Edition Multimédi@ : Vous avez lancé Beezik il y a deux ans – en septembre 2009 –, en misant sur la musique en ligne gratuite et légale. Deezer ou Spotify font payer :
le gratuit a-t-il encore un avenir ? Proposerez-vous du payant comme les majors le demandent ?
Thomas Pasquet (photo), Jean Canzoneri et Jean-Christophe de Launay :
Beezik propose aux internautes
de télécharger gratuitement et légalement les titres qu’ils souhaitent parmi un catalogue de près de 5 millions de titres, en contrepartie du visionnage d’une publicité qu’ils ont choisi de regarder. Cette offre s’adresse aux millions d’internautes qui ont encore recours aujourd’hui à du téléchargement illégal car ils ne veulent ou ne peuvent pas payer les titres désirés.
Face à leur attente, le gratuit a dès lors un avenir évident ! En effet, notre conviction est que le marché n’est pas monolithique et qu’une pluralité d’offres permettant à chacun d’accéder à la musique, selon ses souhaits ou ses moyens, est indispensable. Dès lors, plus que jamais, il est nécessaire de disposer d’offres gratuites qui permettent d’accroître la monétisation de la musique pour les ayants droits. Beezik touche ainsi une nouvelle frange de consommateurs, recréant des revenus additionnels pour les artistes. Ces offres gratuites constituent par ailleurs des passerelles vers d’autres services à valeur ajoutée, qui eux peuvent être payants. En complément du téléchargement gratuit de singles, Beezik a ainsi mis en place depuis le premier semestre 2011 l’accès au téléchargement payant d’albums entiers, sans publicité. D’autres offres premium, destinées notamment
au mobile, sont par ailleurs à l’étude.

L’ESML, dont Beezik est vice-président, et ses membres ont été au coeur des tables rondes de la mission “Hoog” qui ont débouché sur la signature des 13 engagements [en janvier 2011, ndlr] pour relancer la filière musicale dans le domaine du numérique. »

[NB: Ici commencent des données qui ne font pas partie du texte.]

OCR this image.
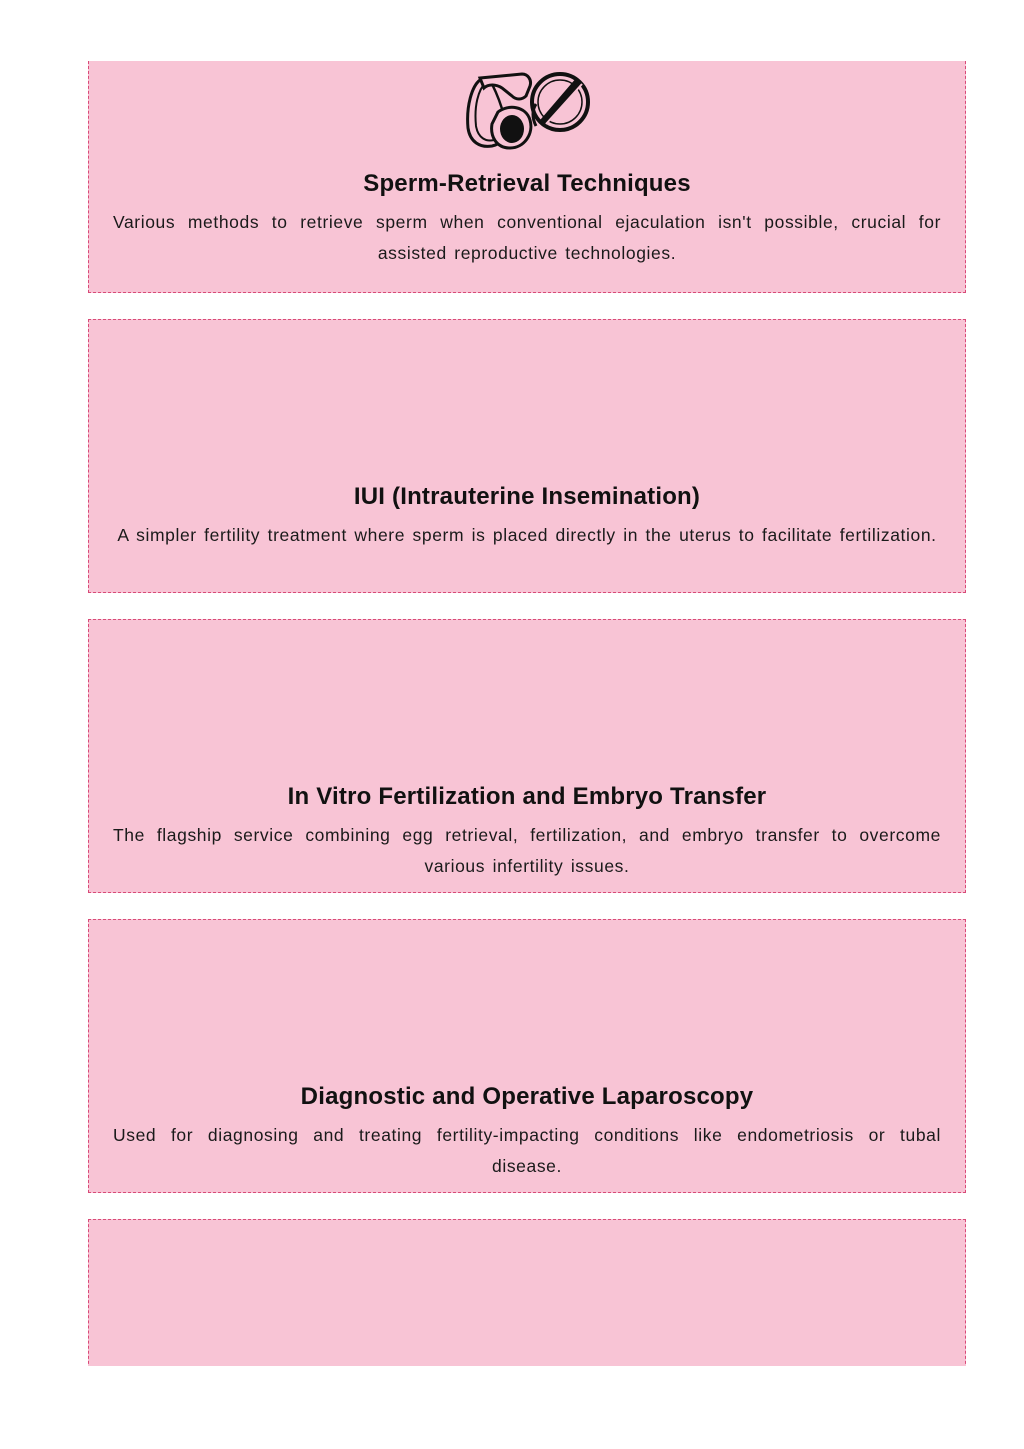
Sperm-Retrieval Techniques
Various methods to retrieve sperm when conventional ejaculation isn't possible, crucial for assisted reproductive technologies.
IUI (Intrauterine Insemination)
A simpler fertility treatment where sperm is placed directly in the uterus to facilitate fertilization.
In Vitro Fertilization and Embryo Transfer
The flagship service combining egg retrieval, fertilization, and embryo transfer to overcome various infertility issues.
Diagnostic and Operative Laparoscopy
Used for diagnosing and treating fertility-impacting conditions like endometriosis or tubal disease.
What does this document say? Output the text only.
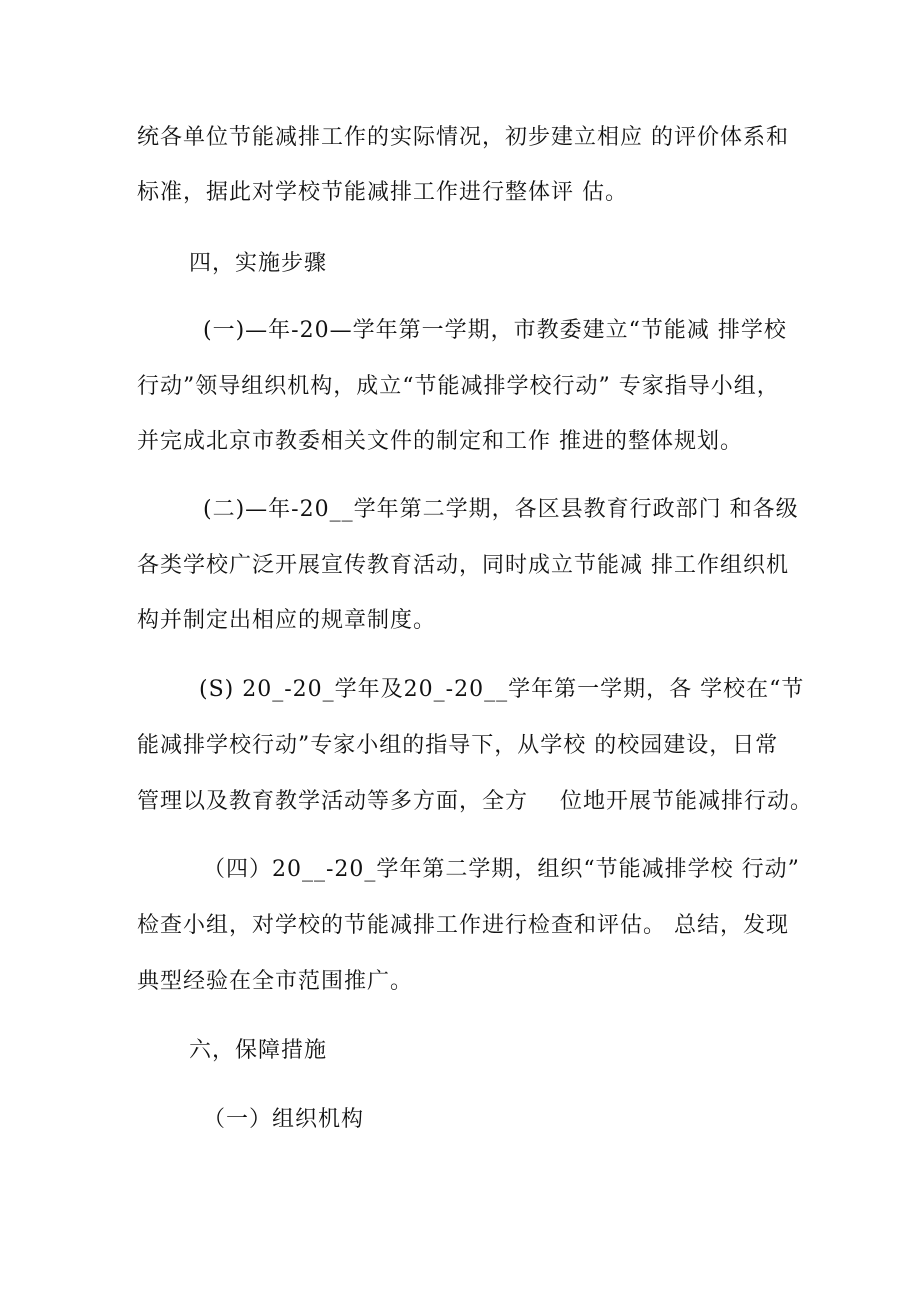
统各单位节能减排工作的实际情况，初步建立相应 的评价体系和
标准，据此对学校节能减排工作进行整体评 估。
四，实施步骤
(一)—年-20—学年第一学期，市教委建立“节能减 排学校
行动”领导组织机构，成立“节能减排学校行动” 专家指导小组，
并完成北京市教委相关文件的制定和工作 推进的整体规划。
(二)—年-20__学年第二学期，各区县教育行政部门 和各级
各类学校广泛开展宣传教育活动，同时成立节能减 排工作组织机
构并制定出相应的规章制度。
(S) 20_-20_学年及20_-20__学年第一学期，各 学校在“节
能减排学校行动”专家小组的指导下，从学校 的校园建设，日常
管理以及教育教学活动等多方面，全方    位地开展节能减排行动。
（四）20__-20_学年第二学期，组织“节能减排学校 行动”
检查小组，对学校的节能减排工作进行检查和评估。 总结，发现
典型经验在全市范围推广。
六，保障措施
（一）组织机构
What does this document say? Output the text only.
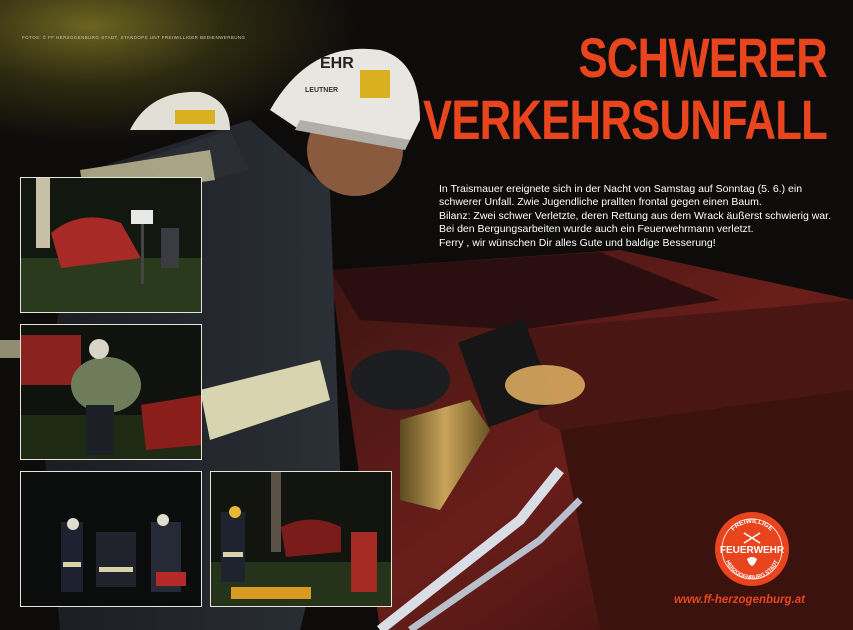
EHR
LEUTNER
FOTOS: © FF HERZOGENBURG-STADT, STANDOPS UNT FREIWILLIGER BEDIENWERBUNG	SCHWERER
VERKEHRSUNFALL

In Traismauer ereignete sich in der Nacht von Samstag auf Sonntag (5. 6.) ein schwerer Unfall. Zwie Jugendliche prallten frontal gegen einen Baum.

Bilanz: Zwei schwer Verletzte, deren Rettung aus dem Wrack äußerst schwierig war. Bei den Bergungsarbeiten wurde auch ein Feuerwehrmann verletzt.

Ferry , wir wünschen Dir alles Gute und baldige Besserung!

FREIWILLIGE
HERZOGENBURG STADT
FEUERWEHR
www.ff-herzogenburg.at
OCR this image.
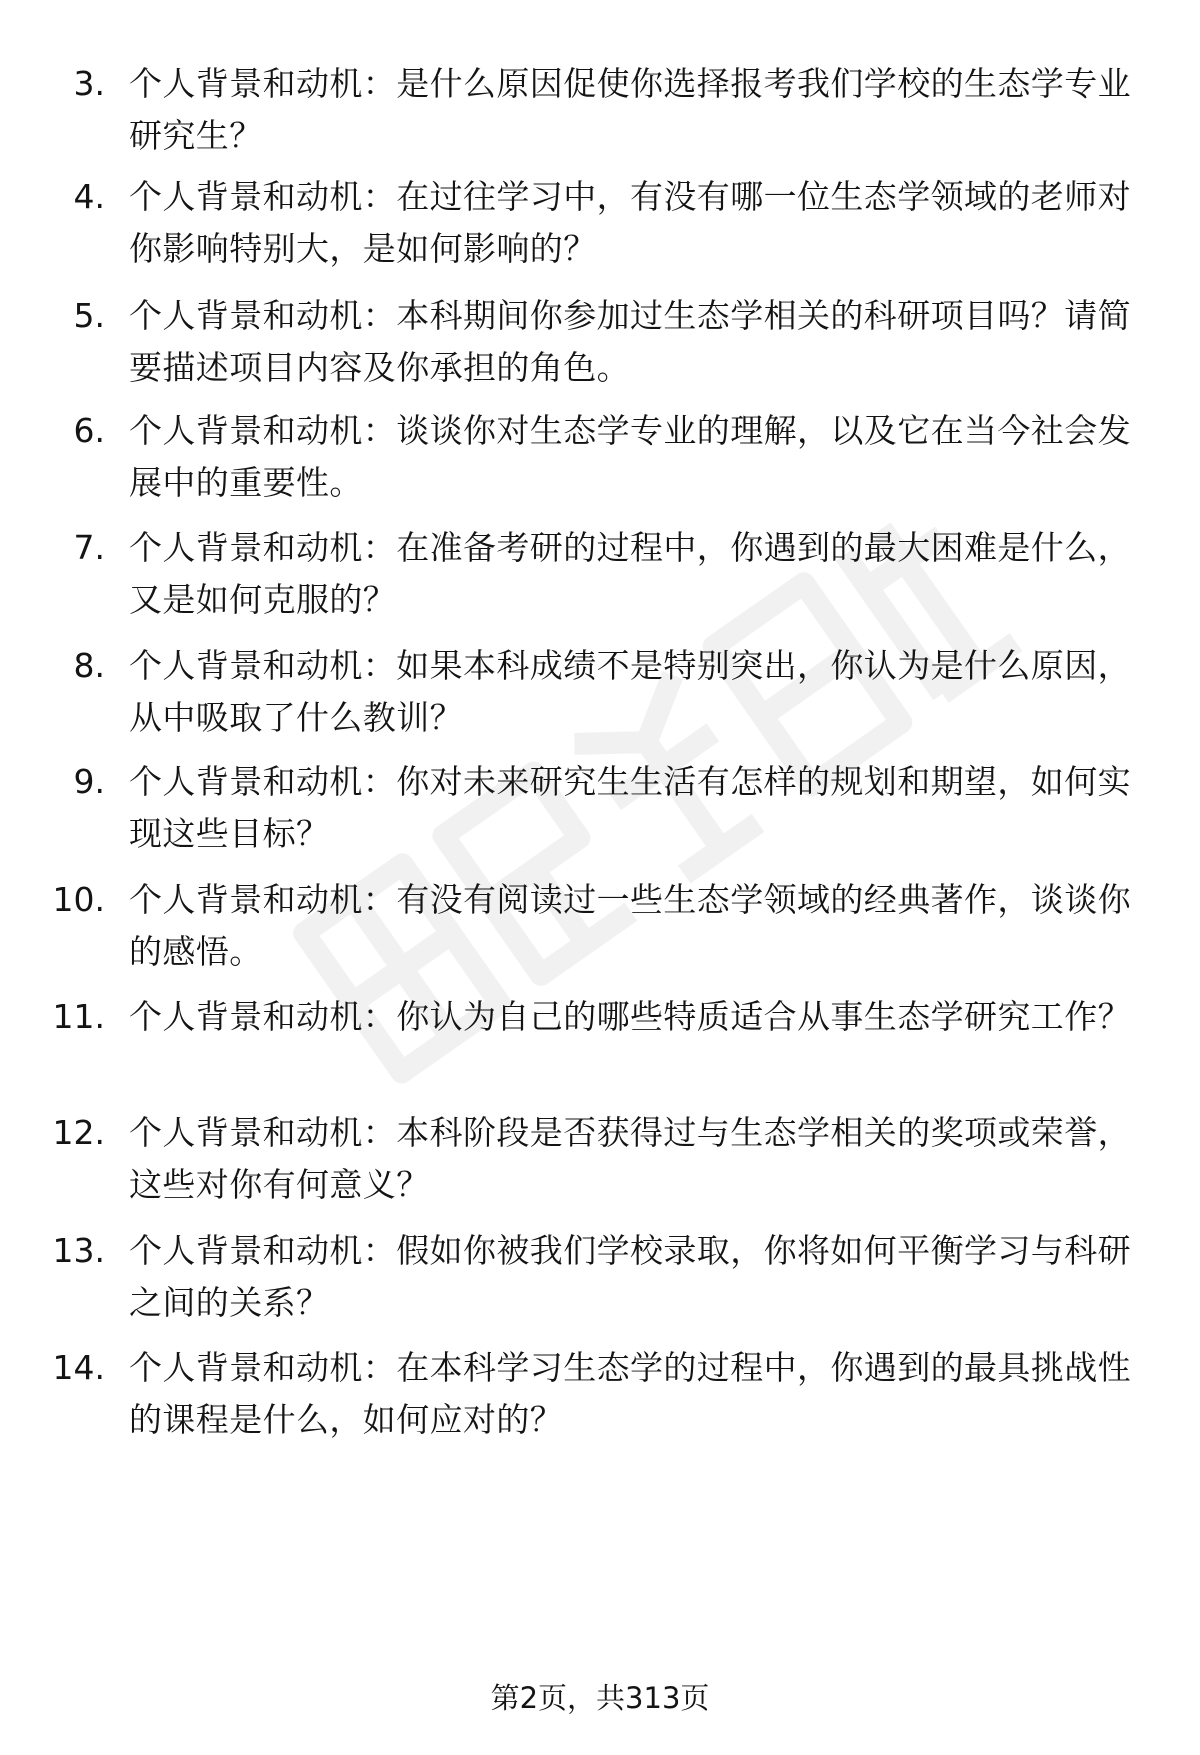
3. 个人背景和动机：是什么原因促使你选择报考我们学校的生态学专业研究生？
4. 个人背景和动机：在过往学习中，有没有哪一位生态学领域的老师对你影响特别大，是如何影响的？
5. 个人背景和动机：本科期间你参加过生态学相关的科研项目吗？请简要描述项目内容及你承担的角色。
6. 个人背景和动机：谈谈你对生态学专业的理解，以及它在当今社会发展中的重要性。
7. 个人背景和动机：在准备考研的过程中，你遇到的最大困难是什么，又是如何克服的？
8. 个人背景和动机：如果本科成绩不是特别突出，你认为是什么原因，从中吸取了什么教训？
9. 个人背景和动机：你对未来研究生生活有怎样的规划和期望，如何实现这些目标？
10. 个人背景和动机：有没有阅读过一些生态学领域的经典著作，谈谈你的感悟。
11. 个人背景和动机：你认为自己的哪些特质适合从事生态学研究工作？
12. 个人背景和动机：本科阶段是否获得过与生态学相关的奖项或荣誉，这些对你有何意义？
13. 个人背景和动机：假如你被我们学校录取，你将如何平衡学习与科研之间的关系？
14. 个人背景和动机：在本科学习生态学的过程中，你遇到的最具挑战性的课程是什么，如何应对的？
第2页，共313页
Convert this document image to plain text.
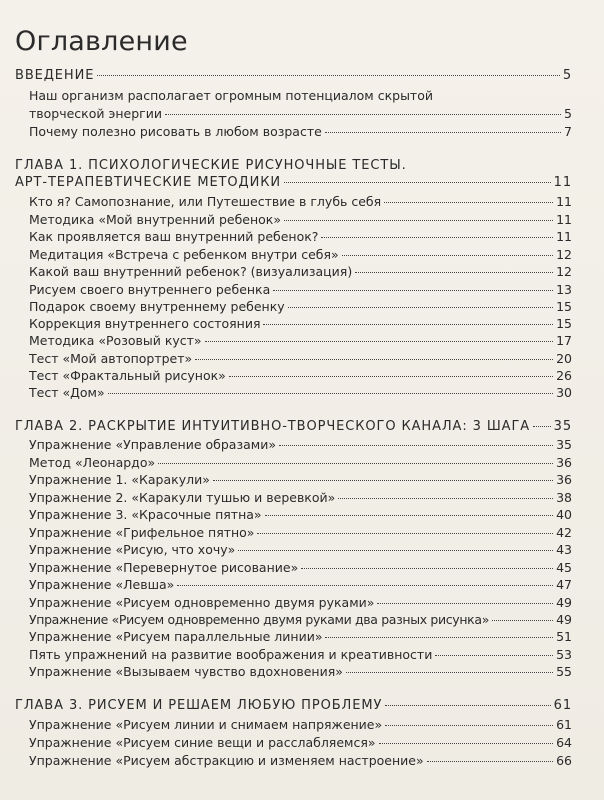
Оглавление
ВВЕДЕНИЕ	5
Наш организм располагает огромным потенциалом скрытой
творческой энергии	5
Почему полезно рисовать в любом возрасте	7
ГЛАВА 1. ПСИХОЛОГИЧЕСКИЕ РИСУНОЧНЫЕ ТЕСТЫ.
АРТ-ТЕРАПЕВТИЧЕСКИЕ МЕТОДИКИ	11
Кто я? Самопознание, или Путешествие в глубь себя	11
Методика «Мой внутренний ребенок»	11
Как проявляется ваш внутренний ребенок?	11
Медитация «Встреча с ребенком внутри себя»	12
Какой ваш внутренний ребенок? (визуализация)	12
Рисуем своего внутреннего ребенка	13
Подарок своему внутреннему ребенку	15
Коррекция внутреннего состояния	15
Методика «Розовый куст»	17
Тест «Мой автопортрет»	20
Тест «Фрактальный рисунок»	26
Тест «Дом»	30
ГЛАВА 2. РАСКРЫТИЕ ИНТУИТИВНО-ТВОРЧЕСКОГО КАНАЛА: 3 ШАГА 35
Упражнение «Управление образами»	35
Метод «Леонардо»	36
Упражнение 1. «Каракули»	36
Упражнение 2. «Каракули тушью и веревкой»	38
Упражнение 3. «Красочные пятна»	40
Упражнение «Грифельное пятно»	42
Упражнение «Рисую, что хочу»	43
Упражнение «Перевернутое рисование»	45
Упражнение «Левша»	47
Упражнение «Рисуем одновременно двумя руками»	49
Упражнение «Рисуем одновременно двумя руками два разных рисунка»	49
Упражнение «Рисуем параллельные линии»	51
Пять упражнений на развитие воображения и креативности	53
Упражнение «Вызываем чувство вдохновения»	55
ГЛАВА 3. РИСУЕМ И РЕШАЕМ ЛЮБУЮ ПРОБЛЕМУ	61
Упражнение «Рисуем линии и снимаем напряжение»	61
Упражнение «Рисуем синие вещи и расслабляемся»	64
Упражнение «Рисуем абстракцию и изменяем настроение»	66
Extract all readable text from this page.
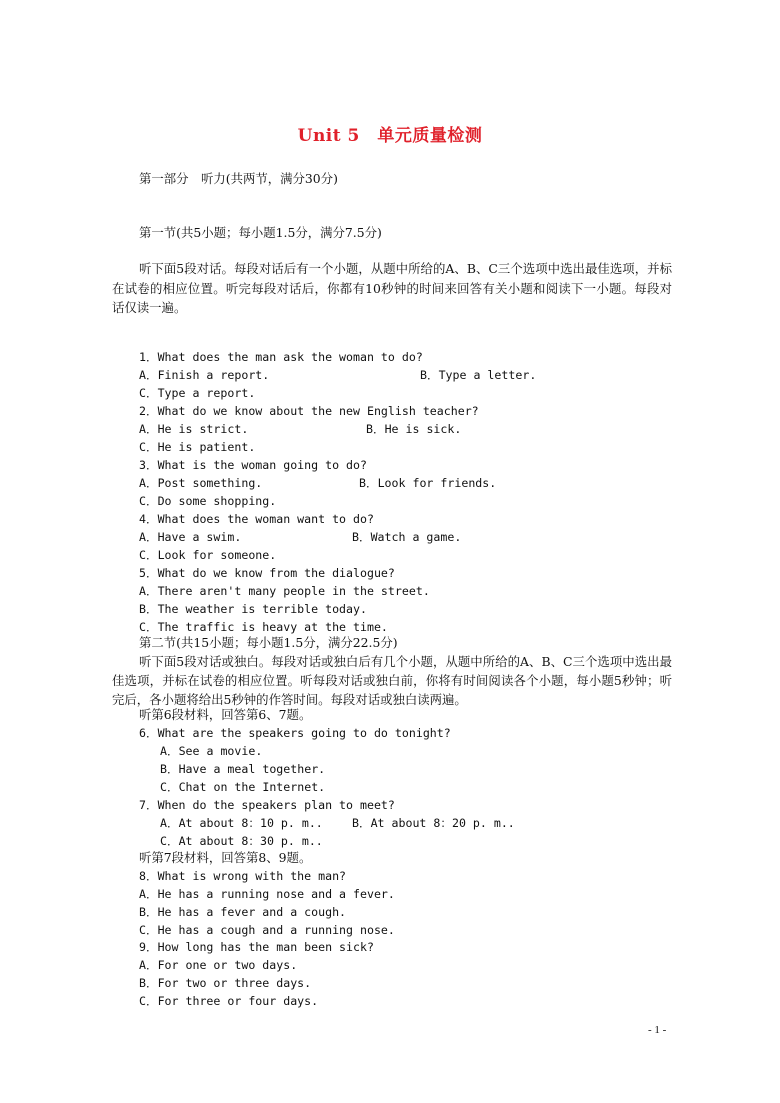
Unit 5　单元质量检测
第一部分　听力(共两节，满分30分)
第一节(共5小题；每小题1.5分，满分7.5分)
听下面5段对话。每段对话后有一个小题，从题中所给的A、B、C三个选项中选出最佳选项，并标在试卷的相应位置。听完每段对话后，你都有10秒钟的时间来回答有关小题和阅读下一小题。每段对话仅读一遍。
1．What does the man ask the woman to do?
A．Finish a report.	B．Type a letter.
C．Type a report.
2．What do we know about the new English teacher?
A．He is strict.	B．He is sick.
C．He is patient.
3．What is the woman going to do?
A．Post something.	B．Look for friends.
C．Do some shopping.
4．What does the woman want to do?
A．Have a swim.	B．Watch a game.
C．Look for someone.
5．What do we know from the dialogue?
A．There aren't many people in the street.
B．The weather is terrible today.
C．The traffic is heavy at the time.
第二节(共15小题；每小题1.5分，满分22.5分)
听下面5段对话或独白。每段对话或独白后有几个小题，从题中所给的A、B、C三个选项中选出最佳选项，并标在试卷的相应位置。听每段对话或独白前，你将有时间阅读各个小题，每小题5秒钟；听完后，各小题将给出5秒钟的作答时间。每段对话或独白读两遍。
听第6段材料，回答第6、7题。
6．What are the speakers going to do tonight?
A．See a movie.
B．Have a meal together.
C．Chat on the Internet.
7．When do the speakers plan to meet?
A．At about 8：10 p. m..	B．At about 8：20 p. m..
C．At about 8：30 p. m..
听第7段材料，回答第8、9题。
8．What is wrong with the man?
A．He has a running nose and a fever.
B．He has a fever and a cough.
C．He has a cough and a running nose.
9．How long has the man been sick?
A．For one or two days.
B．For two or three days.
C．For three or four days.
- 1 -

EM@ : En juin, Beezik a reçu le label « PUR » de l’Hadopi, consacrant votre volonté de lutter contre le piratage en ligne : comment faites-vous pour que vos 3 millions d’inscrits ne piratent pas vos 5 millions de titres ?
T. P., J. C. et J-C. de L. : 
Dès son lancement, Beezik s’est résolument inscrit comme
une alternative privilégiée au piratage. Cette particularité, clairement identifiée par Hadopi, nous a amenés à être les premiers à recevoir le label PUR. Nos utilisateurs téléchargent donc tout à fait légalement leurs titres sur Beezik, et peuvent dès lors en profiter pleinement [Les trois-quarts des titres présents sur Beezik sont au format MP3 sans DRM, ndlr]. En outre, plutôt que de transmettre des titres à leurs amis, il est beaucoup plus simple pour eux de les inviter à venir les télécharger gratuitement sur Beezik :
c’est donc un cercle vertueux qui incite à abandonner les pratiques illégales !

EM@ : Faut-il que l’Hadopi lutte aussi contre le piratage sur le streaming ?
T. P., J. C. et J-C. de L. :
La mission de l’Hadopi est de lutter contre le piratage sous toutes ses formes, ce qui inclut aussi bien le téléchargement que le streaming illégal.

EM@ : Les majors de la musique font en sorte d’être actionnaires minoritaires des plateformes de musique en ligne avec lesquelles elles ont un accord : est-ce le cas pour Beezik Entertainment et avec quelles majors ?
T. P., J. C. et J-C. de L. :
Nous ne pouvons dévoiler la nature de nos accords avec les maisons de disques. Depuis maintenant deux ans, des partenariats étroits ont été noués avec les différents labels [dont EMI et Universal Music, ndlr], qui nous disent être très satisfaits de notre modèle. Nous continuons par ailleurs de signer avec de nouveaux,
et notamment Sony Music dernièrement. Cela nous permet ainsi de proposer une offre toujours plus riche à nos membres.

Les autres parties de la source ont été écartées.